Italo Righi (born 5 June 1959) is a Sammarinese politician who has been serving as Captain Regent alongside Denise Bronzetti from 1 April to 1 October 2025. He was previously Captain Regent from 1 April 2012 to 1 October 2012, with Maurizio Rattini.

==Biography==
Italo Righi was born on 14 June 1959 in Sassofeltrio in Italy. He joined the PDCS in 1985. From 1984 to 1994 he was a member of the council of the municipality of Montegiardino, and from 1997 to 2008 he was mayor of Montegiardino.
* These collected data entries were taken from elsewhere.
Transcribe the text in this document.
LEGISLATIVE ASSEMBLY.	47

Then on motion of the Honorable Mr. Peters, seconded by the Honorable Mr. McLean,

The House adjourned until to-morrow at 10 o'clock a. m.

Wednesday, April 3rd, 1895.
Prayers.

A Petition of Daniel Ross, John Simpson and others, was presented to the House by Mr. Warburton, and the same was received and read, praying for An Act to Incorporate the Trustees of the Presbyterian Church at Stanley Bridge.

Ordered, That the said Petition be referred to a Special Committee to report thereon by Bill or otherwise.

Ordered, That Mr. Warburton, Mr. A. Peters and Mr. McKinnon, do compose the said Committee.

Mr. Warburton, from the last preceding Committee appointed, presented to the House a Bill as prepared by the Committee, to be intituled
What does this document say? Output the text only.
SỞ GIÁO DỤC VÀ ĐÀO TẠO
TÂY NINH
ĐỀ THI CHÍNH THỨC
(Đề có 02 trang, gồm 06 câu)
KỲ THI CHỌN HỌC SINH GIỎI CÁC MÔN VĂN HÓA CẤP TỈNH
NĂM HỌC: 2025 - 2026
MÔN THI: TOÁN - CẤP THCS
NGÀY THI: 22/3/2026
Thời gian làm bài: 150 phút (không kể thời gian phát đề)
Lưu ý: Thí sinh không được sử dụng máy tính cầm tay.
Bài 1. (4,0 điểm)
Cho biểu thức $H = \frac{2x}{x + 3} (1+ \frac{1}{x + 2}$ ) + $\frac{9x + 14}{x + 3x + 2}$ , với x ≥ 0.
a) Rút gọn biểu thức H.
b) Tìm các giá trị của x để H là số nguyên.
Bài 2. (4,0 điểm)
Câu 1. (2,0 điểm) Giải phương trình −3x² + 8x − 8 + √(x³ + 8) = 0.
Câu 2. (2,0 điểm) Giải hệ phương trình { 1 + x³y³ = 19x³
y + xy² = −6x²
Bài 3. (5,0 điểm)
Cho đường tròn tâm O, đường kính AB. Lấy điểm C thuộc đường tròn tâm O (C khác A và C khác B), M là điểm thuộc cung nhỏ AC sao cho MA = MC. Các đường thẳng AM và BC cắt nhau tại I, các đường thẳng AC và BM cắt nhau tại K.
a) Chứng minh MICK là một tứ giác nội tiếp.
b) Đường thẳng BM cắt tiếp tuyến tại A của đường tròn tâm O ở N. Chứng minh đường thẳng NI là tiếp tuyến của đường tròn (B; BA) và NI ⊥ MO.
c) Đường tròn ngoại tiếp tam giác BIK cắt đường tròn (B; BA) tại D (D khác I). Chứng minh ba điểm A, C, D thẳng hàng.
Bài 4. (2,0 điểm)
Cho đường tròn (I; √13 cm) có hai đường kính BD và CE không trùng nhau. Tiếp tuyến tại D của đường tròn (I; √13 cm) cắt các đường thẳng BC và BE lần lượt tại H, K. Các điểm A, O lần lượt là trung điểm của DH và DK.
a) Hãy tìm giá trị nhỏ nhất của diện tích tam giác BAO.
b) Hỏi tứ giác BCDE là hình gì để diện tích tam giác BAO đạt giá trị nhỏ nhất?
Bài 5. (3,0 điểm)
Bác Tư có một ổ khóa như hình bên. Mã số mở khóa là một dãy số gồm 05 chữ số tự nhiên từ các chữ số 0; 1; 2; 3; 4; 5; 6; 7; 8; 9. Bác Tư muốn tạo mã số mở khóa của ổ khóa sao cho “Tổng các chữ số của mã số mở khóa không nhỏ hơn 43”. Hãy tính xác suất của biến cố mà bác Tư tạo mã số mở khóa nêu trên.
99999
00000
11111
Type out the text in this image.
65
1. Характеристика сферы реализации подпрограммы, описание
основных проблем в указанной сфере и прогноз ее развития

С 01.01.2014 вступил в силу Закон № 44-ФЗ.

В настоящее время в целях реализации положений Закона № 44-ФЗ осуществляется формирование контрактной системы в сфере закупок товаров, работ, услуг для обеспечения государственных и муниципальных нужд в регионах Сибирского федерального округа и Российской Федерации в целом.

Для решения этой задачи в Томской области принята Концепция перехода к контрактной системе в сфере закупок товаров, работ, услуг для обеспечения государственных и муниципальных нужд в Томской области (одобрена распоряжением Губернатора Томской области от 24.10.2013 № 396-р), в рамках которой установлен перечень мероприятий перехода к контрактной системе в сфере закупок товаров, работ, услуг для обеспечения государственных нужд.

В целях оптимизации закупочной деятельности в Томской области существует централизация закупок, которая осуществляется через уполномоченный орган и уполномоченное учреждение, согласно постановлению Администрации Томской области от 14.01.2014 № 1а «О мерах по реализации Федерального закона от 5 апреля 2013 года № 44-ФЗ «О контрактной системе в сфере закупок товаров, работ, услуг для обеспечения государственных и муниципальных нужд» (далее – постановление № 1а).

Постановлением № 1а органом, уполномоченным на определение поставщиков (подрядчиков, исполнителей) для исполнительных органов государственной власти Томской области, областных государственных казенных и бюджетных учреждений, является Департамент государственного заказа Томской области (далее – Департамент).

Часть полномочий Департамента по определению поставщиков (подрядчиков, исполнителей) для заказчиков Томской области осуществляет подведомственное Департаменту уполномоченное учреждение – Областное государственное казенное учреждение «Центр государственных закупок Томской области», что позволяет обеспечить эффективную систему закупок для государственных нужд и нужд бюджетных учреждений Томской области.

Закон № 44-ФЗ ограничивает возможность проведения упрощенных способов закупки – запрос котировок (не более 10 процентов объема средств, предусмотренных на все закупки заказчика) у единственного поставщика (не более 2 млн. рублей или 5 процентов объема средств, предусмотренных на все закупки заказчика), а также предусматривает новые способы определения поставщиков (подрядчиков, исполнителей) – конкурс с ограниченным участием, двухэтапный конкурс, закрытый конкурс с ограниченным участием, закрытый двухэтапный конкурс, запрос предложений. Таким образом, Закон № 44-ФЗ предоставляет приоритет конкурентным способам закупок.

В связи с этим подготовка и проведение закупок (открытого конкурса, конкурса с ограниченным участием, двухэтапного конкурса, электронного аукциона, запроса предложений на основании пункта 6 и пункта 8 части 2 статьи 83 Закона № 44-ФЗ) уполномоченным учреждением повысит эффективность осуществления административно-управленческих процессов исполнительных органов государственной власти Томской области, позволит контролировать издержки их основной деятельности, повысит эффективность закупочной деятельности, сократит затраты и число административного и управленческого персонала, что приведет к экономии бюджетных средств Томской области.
In 2008 he was elected to the Grand and General Council, he was re-elected in the 2012 Sammarinese general election, and from April 1, 2012 to October 1, 2012, he served as a Captain Regent of San Marino alongside Maurizio Rattini. On 15 March 2025, Righi was announced to become Captain Regent once more, serving alongside Denise Bronzetti from 1 April to 1 October 2025.

From 1991 until 2024 Righi worked as a driving instructor in San Marino.